Abdelkefi garde par cette démission, à notre sens, notamment sa dignité, alors qu’on se préparerait manifestement à le traîner dans la boue politique. Il retrouve aussi sa liberté de citoyen tunisien, fort convaincu de l’impartialité de la justice comme il l’a dit à la radio, pour pouvoir se défendre dans une affaire déterrée à dessin, «fuitée» 3 années après sa clôture, par ses propres services et médiatisée par d’autres plus puissants. Il retournera aussi vaquer à ses propres affaires, à créer des entreprises et à créer de la valeur ajoutée à l’économie de son pays, comme il sait très bien le faire. Les mauvaises langues diront aussi qu’il retrouvera son salaire (dont on ne dira pas le montant) dont il a abandonné le confort, croyant qu’il le faisait pour servir l’Etat dont il a su être l’homme sans trop en faire.

Reste à se demander comment en est-il arrivé à cette démission. Il n’est en effet un secret pour personne au ministère des Finances que le ministre par intérim a pris la suite d’un ministre qui avait ses protecteurs et ces derniers leurs entrées et sorties dans le même ministère. L’intérim durait un peu trop à leur goût et la liste des prétendants commençait à se faire un peu trop longue pour eux. Cela, d’autant plus que le ministre par intérim s’était fait aider au ministère des Finances par un conseiller qui en sait assez sur les finances pour ne pas qu’on ne lui souhaite pas la bienvenue. Les finances c’est des chiffres et les chiffres c’est des additions et des soustractions qui font des affaires, celles des uns et par conséquent pas celles d’autres. Comprendra qui pourra ou voudra !

Il n’est, non plus, un secret pour personne que le désormais ancien ministre préparait une importante purge au sein de la Douane. Un de ses gradés jurait ses grands dieux il y a quelques jours dans un des bureaux de La Place de La Kasbah qu’il descendra le ministre par intérim quoi qu’il lui en coûtera.
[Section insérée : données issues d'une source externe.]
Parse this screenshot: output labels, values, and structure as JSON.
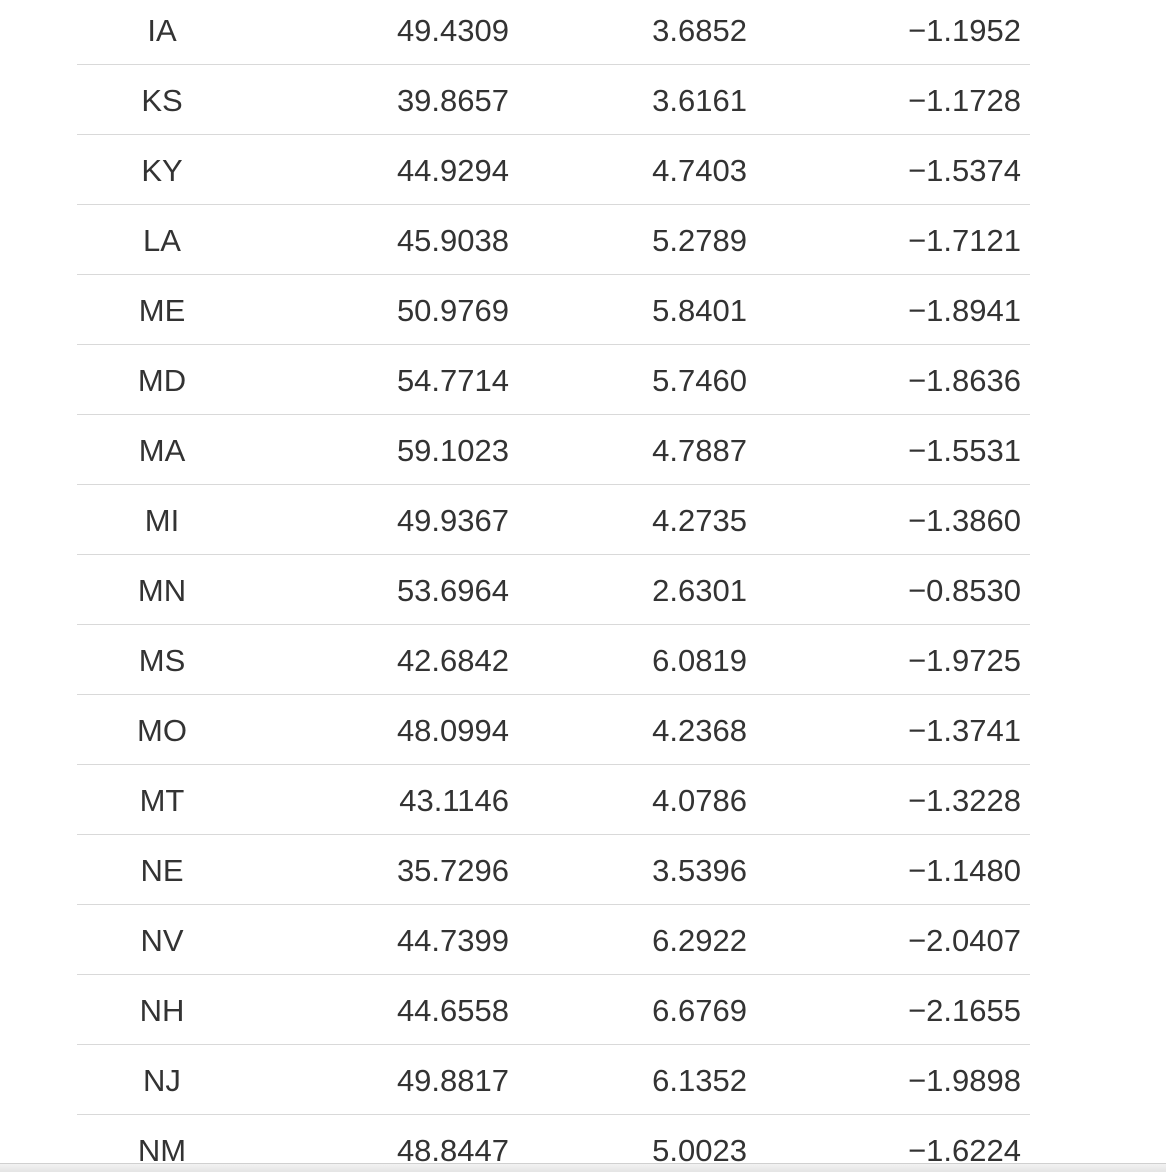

Sur Mosaïque, Abdelkefi a mis le doigt là où il fallait, nous semble-t-il. L’ancien ministre a ainsi assuré que «le document concernant la plainte a été publié sur Facebook. Je n’accuse pas la direction générale de la douane de fuiter ce document». Une déclaration du genre «je dis cela, je ne dis rien» et qui veut certainement dire plus de choses qu’elle n’en dit. Et d’ajouter que «l’information a par la suite été reprise par des journalistes. Mais je déplore encore une fois la déformation des faits». Il ne voulait certainement pas parler, par exemple, de ceux qui l’arrosaient il y a quelques jours de louanges et qui le descendaient déjà en flamme, avant même qu’il n’annonce sa démission !

A qui profite enfin le crime de déstabiliser le GUN, qui mettra certainement de longues semaines à se mettre d’accord sur une nouvelle répartition des fauteuils du gouvernement et trouver un ministre des Finances «prêt à l’emploi» ? Qui a intérêt à salir de la sorte le vis-à-vis de l’Etat face à la Banque Mondiale et au FMI à la veille d’une nouvelle Revue en septembre prochain ? Certainement pas à la Tunisie !

Ce n’est pas défendre le diable que de dire, comme le faisait noter l’agence Reuters, que «Abdelkefi est un membre clé du gouvernement du Premier ministre Youssef Chahed, qui est sous pression pour mener à bien les réformes économiques contentieuses demandées par les prêteurs internationaux et réduire son déficit budgétaire» et que «les gouvernements successifs n’ont pas réussi à faire face à des réformes douloureuses nécessaires pour réviser les dépenses publiques».